Outre ces mesures fiscales, le gouvernement en a pris d’autres allant dans le sens du renforcement de moyens de l’Etat. Il s’agit surtout de l’institution d’un prélèvement libératoire sur les ventes d’hydrocarbure réalisées au Bénin par les personnes non domiciliées ; l’harmonisation à 1% du prix d’acquisition des biens immobiliers, des frais d’affirmation de conventions de vente perçus au niveau des communes du Bénin ; l’institution d’un système de remboursement des frais d’installations des machines électroniques de facturation de la Tva ; l’intégration du soja à la liste des produits à taxer à la contribution à la recherche agricole ; la création d’une contribution à la promotion de la transformation des noix d’anacarde portée de 60 à 75 F Cfa le kilogramme. Mais ces mesures fiscales concernant les produits agricoles ont été déplorées par les députés, tous bords confondus. Ils estiment que ces taxes vont nuire à l’agriculture béninoise qui n’était pas en bonne santé. Le gouvernement ne manque pas d’explications à son initiative. Ces taxes agricoles visent surtout à protéger la production locale et limiter l’exportation de ces produits agricoles vers l’extérieur.

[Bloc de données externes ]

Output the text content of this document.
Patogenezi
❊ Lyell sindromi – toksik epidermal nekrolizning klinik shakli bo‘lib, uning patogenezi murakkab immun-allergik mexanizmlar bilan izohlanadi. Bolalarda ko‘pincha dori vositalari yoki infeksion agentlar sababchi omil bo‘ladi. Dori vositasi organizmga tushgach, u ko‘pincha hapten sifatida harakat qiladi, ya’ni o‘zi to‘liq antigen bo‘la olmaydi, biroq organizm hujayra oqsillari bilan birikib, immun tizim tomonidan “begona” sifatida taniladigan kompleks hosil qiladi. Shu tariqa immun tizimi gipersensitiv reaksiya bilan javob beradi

Bio Tchané présente les Pip ce jour

A la suite de l’argentier national, le ministre d’Etat chargé du Plan et du Développement, Abdoulaye Bio Tchané, est aussi attendu devant la commission budgétaire ce mardi 13 novembre. Il présentera aux députés les autres documents budgétaires dont le document de stratégie d’endettement ; les comptes spéciaux du Trésor ; la Note analytique sur les finances locales et surtout le Programme d’investissement public relatif aux mesures sociales prévues par le gouvernement pour 2019. Le passage de ces deux ministres, cheville ouvrière du projet de loi de finances gestion 2019, balise définitivement le terrain aux autres ministres sectoriels et les présidents d’institutions de la République qui défileront devant la commission budgétaire dès jeudi 15 novembre prochain, pour défendre le budget de leurs structures.